Par : Brad St. Croix

Brad St. Croix

Historien contributeur

Brad St. Croix est historien et chercheur indépendant. Il a obtenu son doctorat en histoire à l’Université d’Ottawa. Sa thèse portait sur l’héritage de la bataille de Hong Kong au Canada. Il a également écrit de nombreux articles pour le Centre Juno Beach et le Canadian Military History Journal. Il a travaillé sur des projets d’histoire publique avec plusieurs organisations, notamment la Fondation de l’ARC, le Royal Canadian Regiment Museum, le Musée canadien de la guerre et le Projet 44. Il gère les comptes de médias sociaux et la chaîne YouTube de l’OTD Military History.

Introduction

La guerre de Corée constitue le premier engagement du gouvernement canadien dans une action militaire internationale. L’objectif est de défendre les droits de la personne sous les auspices des Nations Unies (ONU) et de la Déclaration universelle des droits de l’homme, adoptée en 1948. Durant ce conflit, le gouvernement canadien aspire principalement à rétablir la paix dans la péninsule coréenne, tout en évitant une guerre nucléaire avec l’Union soviétique. Divers facteurs le poussent à se mobiliser, notamment les réponses du gouvernement américain, d’autres alliés et de l’ONU à la conjoncture. Les réalités de la situation intérieure et l’état de l’armée canadienne influent aussi sur sa décision de contribuer à la « sécurité collective » pendant la guerre de Corée.

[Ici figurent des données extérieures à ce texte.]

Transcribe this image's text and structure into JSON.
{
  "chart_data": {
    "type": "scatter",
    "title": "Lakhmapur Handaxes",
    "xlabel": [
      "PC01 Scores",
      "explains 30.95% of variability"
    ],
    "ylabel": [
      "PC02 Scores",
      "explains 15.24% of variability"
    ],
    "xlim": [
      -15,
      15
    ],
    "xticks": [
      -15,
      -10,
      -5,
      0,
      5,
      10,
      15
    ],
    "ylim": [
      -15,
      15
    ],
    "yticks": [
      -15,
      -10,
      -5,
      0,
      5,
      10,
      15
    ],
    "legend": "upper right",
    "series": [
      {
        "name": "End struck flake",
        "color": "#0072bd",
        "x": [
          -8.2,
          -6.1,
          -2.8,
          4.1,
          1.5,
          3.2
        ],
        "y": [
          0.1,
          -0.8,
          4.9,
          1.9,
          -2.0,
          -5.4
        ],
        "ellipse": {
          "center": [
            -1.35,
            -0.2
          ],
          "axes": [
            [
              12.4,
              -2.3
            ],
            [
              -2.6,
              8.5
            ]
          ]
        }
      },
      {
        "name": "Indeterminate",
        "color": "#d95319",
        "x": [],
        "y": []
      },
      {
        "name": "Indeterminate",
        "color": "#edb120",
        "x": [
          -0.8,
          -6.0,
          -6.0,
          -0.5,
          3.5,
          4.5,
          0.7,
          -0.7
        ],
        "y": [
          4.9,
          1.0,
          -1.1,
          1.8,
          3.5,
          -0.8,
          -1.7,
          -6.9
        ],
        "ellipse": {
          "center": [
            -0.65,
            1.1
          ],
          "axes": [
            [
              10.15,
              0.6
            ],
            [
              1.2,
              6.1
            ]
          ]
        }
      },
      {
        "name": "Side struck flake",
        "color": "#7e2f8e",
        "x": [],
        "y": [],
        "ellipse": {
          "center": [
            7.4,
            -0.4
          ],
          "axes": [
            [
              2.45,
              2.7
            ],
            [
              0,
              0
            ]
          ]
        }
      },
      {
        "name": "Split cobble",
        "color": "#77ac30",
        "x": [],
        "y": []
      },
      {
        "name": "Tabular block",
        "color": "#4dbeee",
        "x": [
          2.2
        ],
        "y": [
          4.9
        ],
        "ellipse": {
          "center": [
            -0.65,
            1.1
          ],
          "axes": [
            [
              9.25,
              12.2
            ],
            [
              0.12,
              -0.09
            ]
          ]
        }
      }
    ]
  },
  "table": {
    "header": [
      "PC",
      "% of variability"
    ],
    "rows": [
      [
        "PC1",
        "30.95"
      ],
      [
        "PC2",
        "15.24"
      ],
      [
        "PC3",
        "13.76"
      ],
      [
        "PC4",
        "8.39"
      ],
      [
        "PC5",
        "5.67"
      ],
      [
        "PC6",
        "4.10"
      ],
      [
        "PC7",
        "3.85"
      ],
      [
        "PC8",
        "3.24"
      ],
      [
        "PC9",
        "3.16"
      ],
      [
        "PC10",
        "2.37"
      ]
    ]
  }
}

Les relations internationales du Canada dans le contexte de la guerre de Corée

Le politologue canadien Denis Stairs a décrit la guerre de Corée comme une [traduction] « confrontation issue de la guerre froide déguisée en une action policière visant la sécurité collective »[i]. Cette formule résumant bien la façon dont le monde a perçu l’invasion nord-coréenne témoigne aussi de l’influence de la dynamique de la guerre froide sur la réaction militaire canadienne. Les relations du Canada avec ses alliés, en particulier les États-Unis, sont alors le principal facteur incitant le gouvernement canadien à intervenir. Sur le plan intérieur, cependant, la plus grande préoccupation du gouvernement est d’éviter que les combats dans la péninsule coréenne ne déclenchent une guerre avec l’Union soviétique. En fin de compte, le contexte propre à la guerre froide (1947-1991) limite ce que le Canada peut ou ne peut pas faire pour empêcher un duel nucléaire. 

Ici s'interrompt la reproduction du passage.